Avouons qu’il est souvent difficile de le suivre. Le voici par exemple détruisant une piscine et faisant involontairement plonger dans le plan d’eau un véhicule puis un second, des camionnettes empruntées pour assoir les différentes identités de réparateur (à chaque fois démasquées) utilisées pour s’introduire sans succès dans la propriété de suspects.

Nous ne dirons pas comment sa façon très originale de faire la cour à la belle lady à la longue chevelure blonde lui permettra de ‘brûler’ les étapes  dans sa quête insensée et brouillonne du diamant éternel et ce, en présence du mari de la dame, et d’un sinistre sbire représentant de l’émir et armé de funestes intentions.

 

Du burlesque à l’absurde, mise en scène fantasque pour clown désarmant

 

Subtile et gracieuse animation d’une ravissante panthère rose en ouverture (joyeuse) et en clôture (ironique), multiplication des situations ubuesques, dialogues invraisemblables du double sens à l’insensé, vie réelle des objets dotés de pouvoirs surnaturels, faux morts (échappant aux tirs on ne sait par quels hasards), vrais cadavres (lestés hors-champ, comme si leur fin ne comptait pas), comportements délirants jusqu’à l’absurde.
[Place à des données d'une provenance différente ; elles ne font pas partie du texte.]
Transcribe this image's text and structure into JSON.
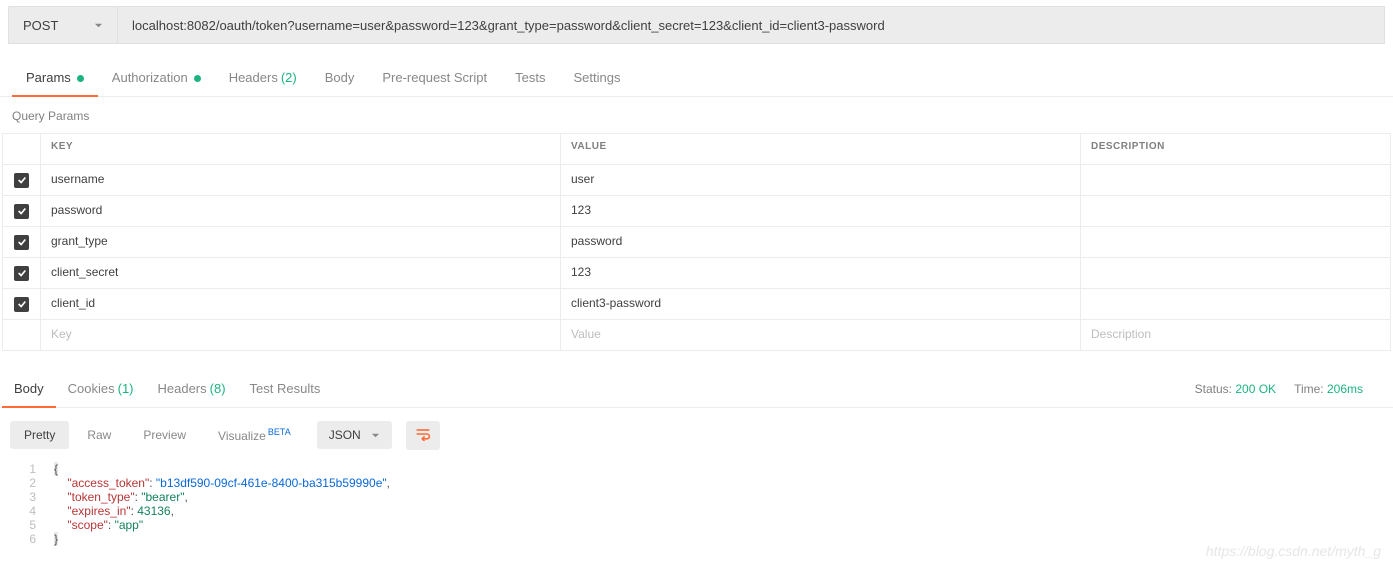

Blake Edwards n’a peur de rien : tous les coups sont permis au point que la vitesse et le chevauchement des gags et autres cocasseries démonétisent une chasse à l’homme et une course au trésor, figures conventionnelles du thriller ou du film d’espionnage, comme si les ressorts dramatiques des aventures à la James Bond n’étaient que des grosses ficelles dont la fiction loufoque et débridée se moque allègrement.

 

Dès que nous découvrons Clouseau, lors d’une séquence originelle, rentrant chez lui à pas feutrés appelant à voix basse quelqu’un qu’on ne voit pas et que l’inconnu, jeune serviteur asiatique amateur de kung-fu, , sort du réfrigérateur pour engager avec son maître un combat au corps-à-corps en saccageant l’appartement et en cognant sans ménagement son employeur, nous nous attendons à tout. Et Peter Sellers dans la peau de l’inspecteur Clouseau, ose tout : sourire ravageur, visage d’enfant attardé et obstination candide, il transforment son personnage en clown rêveur et acrobate transformiste, bombe à fragmentations jusqu’au débordement tumultueux de rire et d’humanité. Oublions les facilités et savourons sans rechigner cette comédie salutaire, menée tambour battant.

 

Samra Bonvoisin

« Le Retour de la Panthère rose », Visible sur arte.tv jusqu’au 27.04.21

 

 

 

Par fjarraud , le mercredi 07 avril 2021.